The overall objective of the PhD is to test how correlations among traits evolve at multiple scales (intraspecific, intraclade and interclade) to shape the diversity of traits and species across the tree of life. Specifically, the first objective is to test the stability of trait correlations through time. The stability of phenotypic trait correlations may have important macroevolutionary consequences, for example by constraining the potential total phenotypic diversity within and among clades (i.e. their disparity). The second objective is to test how variation in correlations constrains (i) disparity and (ii) diversity of species among lineages.

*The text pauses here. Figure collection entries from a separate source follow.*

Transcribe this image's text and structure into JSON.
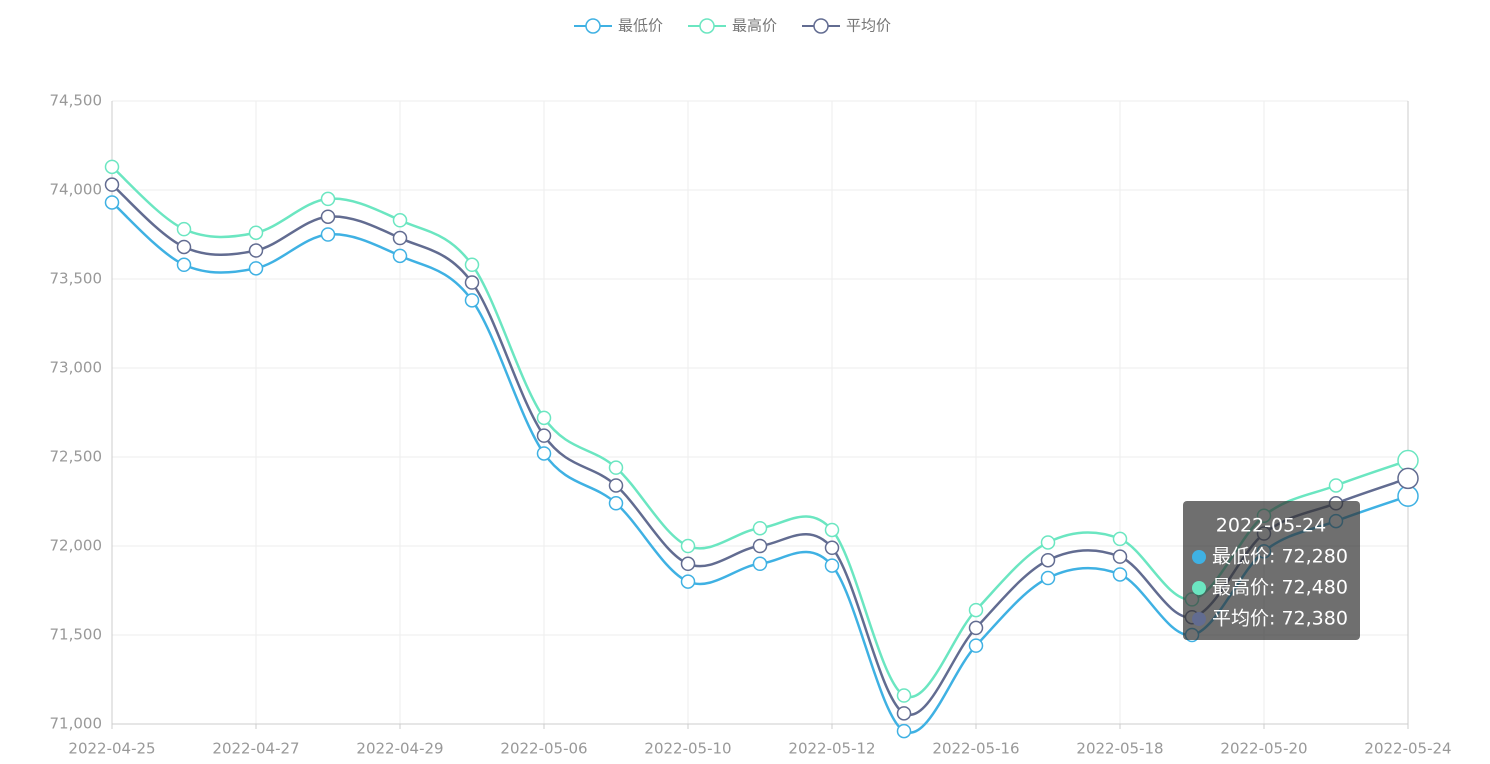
{
  "chart_data": {
    "type": "line",
    "categories": [
      "2022-04-25",
      null,
      "2022-04-27",
      null,
      "2022-04-29",
      null,
      "2022-05-06",
      null,
      "2022-05-10",
      null,
      "2022-05-12",
      null,
      "2022-05-16",
      null,
      "2022-05-18",
      null,
      "2022-05-20",
      null,
      "2022-05-24"
    ],
    "series": [
      {
        "name": "最低价",
        "color": "#3fb1e3",
        "values": [
          73930,
          73580,
          73560,
          73750,
          73630,
          73380,
          72520,
          72240,
          71800,
          71900,
          71890,
          70960,
          71440,
          71820,
          71840,
          71500,
          71970,
          72140,
          72280
        ]
      },
      {
        "name": "最高价",
        "color": "#6be6c1",
        "values": [
          74130,
          73780,
          73760,
          73950,
          73830,
          73580,
          72720,
          72440,
          72000,
          72100,
          72090,
          71160,
          71640,
          72020,
          72040,
          71700,
          72170,
          72340,
          72480
        ]
      },
      {
        "name": "平均价",
        "color": "#626c91",
        "values": [
          74030,
          73680,
          73660,
          73850,
          73730,
          73480,
          72620,
          72340,
          71900,
          72000,
          71990,
          71060,
          71540,
          71920,
          71940,
          71600,
          72070,
          72240,
          72380
        ]
      }
    ],
    "ylim": [
      71000,
      74500
    ],
    "yticks": [
      {
        "value": 71000,
        "label": "71,000"
      },
      {
        "value": 71500,
        "label": "71,500"
      },
      {
        "value": 72000,
        "label": "72,000"
      },
      {
        "value": 72500,
        "label": "72,500"
      },
      {
        "value": 73000,
        "label": "73,000"
      },
      {
        "value": 73500,
        "label": "73,500"
      },
      {
        "value": 74000,
        "label": "74,000"
      },
      {
        "value": 74500,
        "label": "74,500"
      }
    ],
    "grid": true,
    "legend": "top",
    "tooltip": {
      "title": "2022-05-24",
      "lines": [
        "最低价: 72,280",
        "最高价: 72,480",
        "平均价: 72,380"
      ]
    }
  }
}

The project will have the opportunity to use recent, novel ecomorphological databases of birds and mammals that capitalise on international initiatives to digitise museum collections. The student will extend the data using collections at the Natural History Museum and to learn and apply cutting-edge statistical techniques and bridge the micro-macroevolution gap.

The project would suit a motivated, statistically and computationally strong student with a keen interest in understanding the diversity of life and the relationship between micro and macroevolution.

Funding Notes

Fully funded studentships cover: (i) a stipend at the UKRI rate (at least £14,777 per annum for 2019-2020), (ii) research costs, and (iii) tuition fees. Studentship(s) are available to UK and EU students who meet the UK residency requirements.
This PhD project is part of the NERC funded Doctoral Training Partnership “ACCE” (Adapting to the Challenges of a Changing Environment View Website. ACCE is a partnership between the Universities of Sheffield, Liverpool, York, CEH, and NHM.
Shortlisted applicants will be invited for an interview to take place at the University of Sheffield the w/c 11th February 2019.